Given a list of boxes, we will first sort the boxes by their length. Just so we are clear, it doesn't matter if we sort them by length or width; either one works. Then, to organize a mapping between subproblems and their respective heights, we will construct a dictionary that maps each box to the tallest stack height possible with that box as the base of the stack. We can initialize this dictionary with each box mapped to its own height.

Then, we iterate through indices from 1 to the number of boxes, select a specific box, and then find the set of boxes that can be stacked above the current box. We can define a helper function `can_be_stacked()` which will essentially do a quick check based on the given constraint. Now, following the general relationship that we have defined, the tallest stack with the current box as the base will be the sum of the current box height with the maximum height over the set of identified sub-problems.

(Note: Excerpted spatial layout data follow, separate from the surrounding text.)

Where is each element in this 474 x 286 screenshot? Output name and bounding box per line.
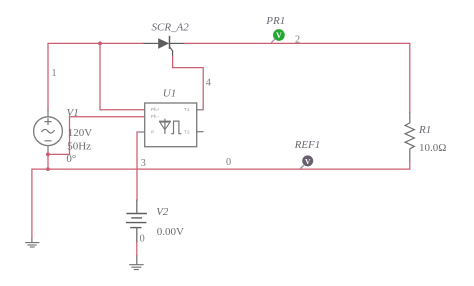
- svg-text:Ph+: Ph+: [151, 107, 160, 113]
- wire gate to U1 T1: [173, 56, 204, 110]
- wire to left ground: [32, 169, 48, 239]
- U1 inner thyristor triangle: [160, 122, 170, 130]
- U1 pin stub T1: [197, 109, 204, 111]
- SCR SCR_A2 triangle: [158, 38, 169, 49]
- AC source V1 plus sign: [45, 118, 52, 125]
- svg-text:R1: R1: [418, 124, 431, 136]
- svg-text:0: 0: [226, 157, 231, 168]
- AC source V1 sine: [42, 129, 55, 133]
- U1 pin stub T2: [197, 131, 204, 133]
- op-amp block U1 box: [145, 103, 197, 147]
- ground left: [25, 243, 39, 247]
- probe PR1 pointer: [271, 39, 275, 42]
- ground mid: [129, 265, 144, 270]
- svg-text:SCR_A2: SCR_A2: [152, 22, 190, 34]
- resistor R1 bottom lead: [409, 149, 411, 162]
- svg-text:V1: V1: [67, 107, 79, 119]
- resistor R1 top lead: [409, 112, 411, 123]
- svg-text:T1: T1: [184, 107, 190, 113]
- ground left stub: [31, 238, 33, 242]
- junction top rail to Ph+: [98, 42, 102, 46]
- wire junction to Ph+: [100, 43, 145, 109]
- battery V2 plate 1 long: [126, 213, 146, 215]
- wire top rail left (node 1 to SCR anode): [48, 42, 144, 44]
- wire alpha pin to V2 (net 3): [137, 132, 138, 201]
- wire bottom rail (net 0): [48, 168, 410, 170]
- wire battery to ground: [136, 242, 138, 256]
- AC source V1 body: [34, 117, 63, 146]
- battery V2 plate 2 short: [131, 217, 142, 219]
- probe REF1 pointer: [300, 165, 304, 168]
- svg-text:PR1: PR1: [265, 15, 285, 27]
- svg-text:3: 3: [141, 158, 146, 169]
- probe PR1 body: [273, 29, 285, 41]
- U1 inner pulse glyph: [171, 121, 181, 134]
- ground mid stub: [136, 256, 138, 265]
- svg-text:120V: 120V: [68, 127, 93, 139]
- SCR Q anode lead: [143, 42, 158, 44]
- wire source minus down: [47, 152, 49, 169]
- wire R1 top (from rail down): [409, 43, 411, 113]
- svg-text:V: V: [276, 31, 282, 40]
- junction bottom rail left: [46, 167, 50, 171]
- U1 inner thyristor bar: [159, 120, 171, 122]
- AC source V1 minus sign: [45, 140, 52, 142]
- AC source V1 top lead: [47, 109, 49, 117]
- probe REF1 body: [302, 155, 313, 166]
- svg-text:REF1: REF1: [294, 139, 321, 151]
- U1 pin stub alpha: [138, 131, 144, 133]
- AC source V1 bottom lead: [47, 146, 49, 153]
- svg-text:V: V: [305, 157, 311, 166]
- battery V2 plate 4 short: [130, 227, 141, 229]
- battery V2 bottom lead: [136, 228, 138, 243]
- svg-text:10.0Ω: 10.0Ω: [419, 142, 446, 154]
- svg-text:U1: U1: [163, 87, 176, 99]
- SCR gate lead: [170, 47, 173, 56]
- junction source minus: [46, 153, 50, 157]
- wire left vertical (net 1): [47, 43, 49, 111]
- svg-text:0.00V: 0.00V: [157, 226, 184, 238]
- SCR SCR_A2 cathode bar: [169, 36, 171, 49]
- wire source minus to Ph- riser: [48, 117, 145, 155]
- wire top rail right (SCR cathode to R1, net 2): [184, 42, 411, 44]
- svg-text:α: α: [151, 130, 154, 135]
- battery V2 top lead: [136, 200, 138, 214]
- svg-text:50Hz: 50Hz: [67, 141, 91, 153]
- wire R1 bottom to rail: [409, 161, 411, 170]
- U1 inner vertical line: [164, 119, 166, 134]
- SCR cathode lead: [170, 42, 185, 44]
- svg-text:T2: T2: [184, 129, 190, 135]
- svg-text:2: 2: [295, 34, 300, 45]
- svg-text:1: 1: [52, 68, 57, 79]
- svg-text:Ph-: Ph-: [151, 114, 160, 120]
- battery V2 plate 3 long: [126, 222, 146, 224]
- resistor R1 zigzag: [405, 123, 414, 149]
- svg-text:0: 0: [140, 233, 145, 244]
- svg-text:4: 4: [206, 77, 211, 88]
- svg-text:V2: V2: [156, 206, 169, 218]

After iterating through and solving all the sub-problems, the tallest stack is simply the maximum height found amongst all sub-problems.

Again, this is just one of the many ways to solve the problem. The code for this problem has a lot of parts, so it's worth breaking it down to see how it really works.

### Common Subproblem Patterns

This problem at first looks pretty challenging, but following the steps greatly helped us narrow our focus and simplify the problem. And that's what ends up happening in a lot of dynamic programming problems. In many ways, the hardest part of dynamic programming problems is organizing the given information in the right way to identify the correct subproblem. That's the part that requires a lot of practice and creativity in problem-solving.

There is no doubt that finding the right subproblem can be the most challenging aspect of dynamic programming. I want to take a second to look at some of the most common subproblems you will encounter while solving these types of problems.

*   **Ordered Subsequence:** You're given an input sequence of length `n`, and the subproblem involves an ordered subsequence of length `i`. This is exactly what was the case in the longest increasing subsequence problem.
*   **Sorted Subsequence:** A similar version is a sequence of length `n` given in a random order, where we first have to sort the sequence, and then the subproblem is an `i`-length subsequence. This is exactly the type of subproblem we encountered in the box stacking problem.
*   **Two Sequences:** Some other examples of common subproblems may involve the case where you're given two sequences, and the subproblem involves the appropriate subsequences of each of these sequences. This is essentially a slightly more complex version of what we've seen already.
*   **Expanding from the Middle:** A more unique type of subproblem may involve a sequence of inputs where the right sub-problem is actually to expand from the middle of the sequence outwards. These types of sub-problems are not as common as the other examples, but they are worth noting.
*   **2D Matrix/Grid:** Another important subproblem structure to be aware of is when you're given a two-dimensional array or matrix as an input. The most common sub-problem for this type of input is basically a sub-matrix of some dimension less than the input dimensions.

These are the most common sub-problems I've seen in my experience, and hopefully, that will give you some direction when you're stuck in a particularly challenging dynamic programming problem. At the end of the day, though, nothing beats practicing experience. The best way to improve your dynamic programming skills is through a lot of diligent work with problems and examples.